La situación había alcanzado el punto de ebullición, e Ikupov estaba claramente preocupado.

—Devra, te ruego que pienses en ello. Leonid no conoce todos los hechos. Necesito vivo a Bourne. Lo que le hizo a Mischa es despreciable, pero los sentimientos personales no tienen cabida en casos como éste. Tanta planificación y tanta sangre vertida no habrán servido de nada si Leonid mata a Bourne. Debes dejar que le ponga fin; te daré lo que quieras, cualquier cosa que quieras.

—¿Crees que puedes comprarme? El dinero no significa nada para mí. Lo que quiero es a Leonid —dijo Devra justo cuando Bourne apareció en la puerta de entrada.

Devra e Ikupov se volvieron al mismo tiempo. Devra gritó porque supo, o creyó saber, que Arkadin estaba muerto, y redirigió la Luger de Ikupov a Bourne.

Jason retrocedió al pasillo y ella disparó un tiro tras otro contra él mientras caminaba hacia la puerta. En tanto que toda su concentración estaba puesta en Bourne, apartó la mirada de Ikupov y no percibió el momento crucial en que él apuntaba la SIG en su dirección.

—Te he avisado —dijo, disparándolo al pecho.

La muchacha cayó de espaldas.

—¿Por qué no me has escuchado? —exclamó Ikupov, disparando otra vez.

Devra emitió un leve sonido y arqueó el cuerpo. Ikupov se la quedó mirando.

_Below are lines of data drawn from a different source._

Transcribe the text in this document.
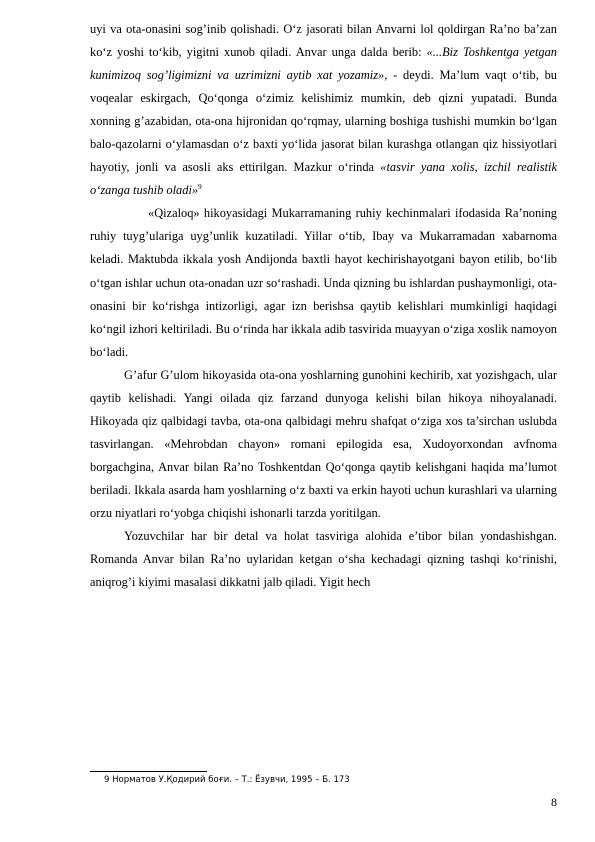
uyi va ota-onasini sog’inib qolishadi. O‘z jasorati bilan Anvarni lol qoldirgan Ra’no ba’zan ko‘z yoshi to‘kib, yigitni xunob qiladi. Anvar unga dalda berib: «...Biz Toshkentga yetgan kunimizoq sog’ligimizni va uzrimizni aytib xat yozamiz», - deydi. Ma’lum vaqt o‘tib, bu voqealar eskirgach, Qo‘qonga o‘zimiz kelishimiz mumkin, deb qizni yupatadi. Bunda xonning g’azabidan, ota-ona hijronidan qo‘rqmay, ularning boshiga tushishi mumkin bo‘lgan balo-qazolarni o‘ylamasdan o‘z baxti yo‘lida jasorat bilan kurashga otlangan qiz hissiyotlari hayotiy, jonli va asosli aks ettirilgan. Mazkur o‘rinda «tasvir yana xolis, izchil realistik o‘zanga tushib oladi»$^9$

«Qizaloq» hikoyasidagi Mukarramaning ruhiy kechinmalari ifodasida Ra’noning ruhiy tuyg’ulariga uyg’unlik kuzatiladi. Yillar o‘tib, Ibay va Mukarramadan xabarnoma keladi. Maktubda ikkala yosh Andijonda baxtli hayot kechirishayotgani bayon etilib, bo‘lib o‘tgan ishlar uchun ota-onadan uzr so‘rashadi. Unda qizning bu ishlardan pushaymonligi, ota-onasini bir ko‘rishga intizorligi, agar izn berishsa qaytib kelishlari mumkinligi haqidagi ko‘ngil izhori keltiriladi. Bu o‘rinda har ikkala adib tasvirida muayyan o‘ziga xoslik namoyon bo‘ladi.

G’afur G’ulom hikoyasida ota-ona yoshlarning gunohini kechirib, xat yozishgach, ular qaytib kelishadi. Yangi oilada qiz farzand dunyoga kelishi bilan hikoya nihoyalanadi. Hikoyada qiz qalbidagi tavba, ota-ona qalbidagi mehru shafqat o‘ziga xos ta’sirchan uslubda tasvirlangan. «Mehrobdan chayon» romani epilogida esa, Xudoyorxondan avfnoma borgachgina, Anvar bilan Ra’no Toshkentdan Qo‘qonga qaytib kelishgani haqida ma’lumot beriladi. Ikkala asarda ham yoshlarning o‘z baxti va erkin hayoti uchun kurashlari va ularning orzu niyatlari ro‘yobga chiqishi ishonarli tarzda yoritilgan.

Yozuvchilar har bir detal va holat tasviriga alohida e’tibor bilan yondashishgan. Romanda Anvar bilan Ra’no uylaridan ketgan o‘sha kechadagi qizning tashqi ko‘rinishi, aniqrog’i kiyimi masalasi dikkatni jalb qiladi. Yigit hech

9 Норматов У.Қодирий боғи. – Т.: Ёзувчи, 1995 – Б. 173
8
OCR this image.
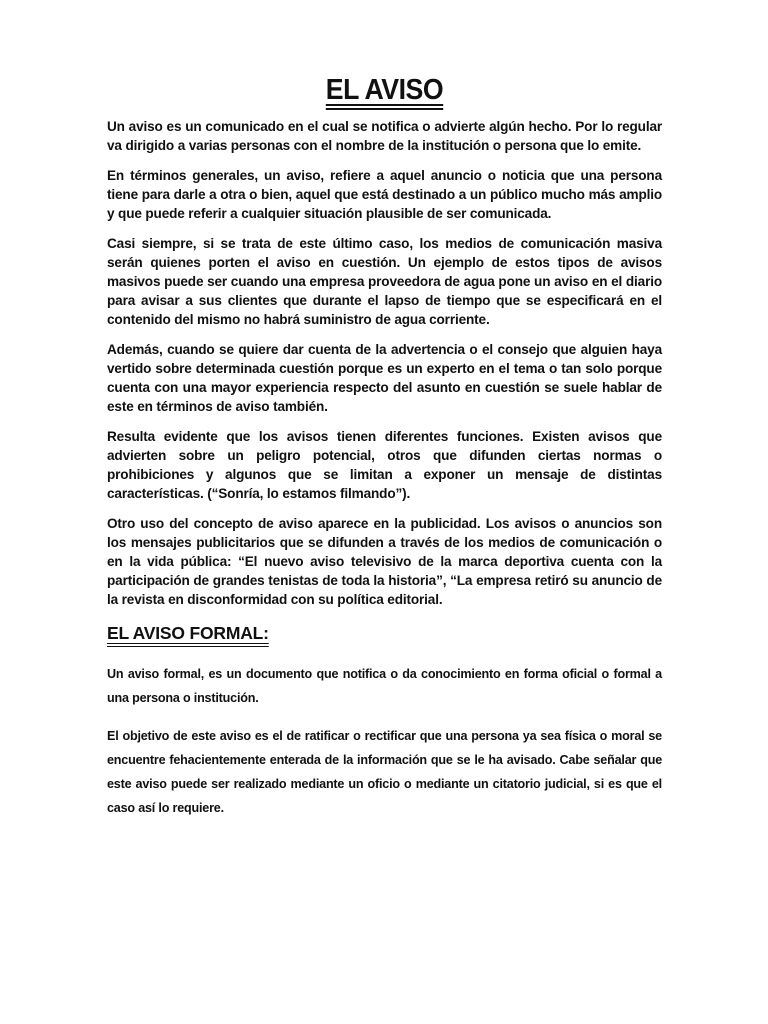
EL AVISO

Un aviso es un comunicado en el cual se notifica o advierte algún hecho. Por lo regular va dirigido a varias personas con el nombre de la institución o persona que lo emite.

En términos generales, un aviso, refiere a aquel anuncio o noticia que una persona tiene para darle a otra o bien, aquel que está destinado a un público mucho más amplio y que puede referir a cualquier situación plausible de ser comunicada.

Casi siempre, si se trata de este último caso, los medios de comunicación masiva serán quienes porten el aviso en cuestión. Un ejemplo de estos tipos de avisos masivos puede ser cuando una empresa proveedora de agua pone un aviso en el diario para avisar a sus clientes que durante el lapso de tiempo que se especificará en el contenido del mismo no habrá suministro de agua corriente.

Además, cuando se quiere dar cuenta de la advertencia o el consejo que alguien haya vertido sobre determinada cuestión porque es un experto en el tema o tan solo porque cuenta con una mayor experiencia respecto del asunto en cuestión se suele hablar de este en términos de aviso también.

Resulta evidente que los avisos tienen diferentes funciones. Existen avisos que advierten sobre un peligro potencial, otros que difunden ciertas normas o prohibiciones y algunos que se limitan a exponer un mensaje de distintas características. (“Sonría, lo estamos filmando”).

Otro uso del concepto de aviso aparece en la publicidad. Los avisos o anuncios son los mensajes publicitarios que se difunden a través de los medios de comunicación o en la vida pública: “El nuevo aviso televisivo de la marca deportiva cuenta con la participación de grandes tenistas de toda la historia”, “La empresa retiró su anuncio de la revista en disconformidad con su política editorial.

EL AVISO FORMAL:

Un aviso formal, es un documento que notifica o da conocimiento en forma oficial o formal a una persona o institución.

El objetivo de este aviso es el de ratificar o rectificar que una persona ya sea física o moral se encuentre fehacientemente enterada de la información que se le ha avisado. Cabe señalar que este aviso puede ser realizado mediante un oficio o mediante un citatorio judicial, si es que el caso así lo requiere.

—¿Cómo pudiste dejarte seducir por un monstruo así? —dijo.

Devra le miró con los ojos enrojecidos. La sangre brotaba fuera de ella con cada latido forzado de su corazón.

—Eso es exactamente lo que le pregunté cuando me refería a ti. —Cada jadeo le producía un dolor indescriptible—. No es un monstruo, pero si lo fuera tú serías mucho peor.

Su mano se contrajo. Ikupov, distraído por las palabras de la chica, no prestó atención a la Luger que ella tenía en la mano, hasta que disparó. Le dio en el hombro derecho y le hizo retroceder contra la pared. El dolor le obligó a soltar la SIG. Viendo que la chica intentaba volver a disparar, se volvió y corrió fuera del piso, bajó corriendo la escalera y salió a la calle.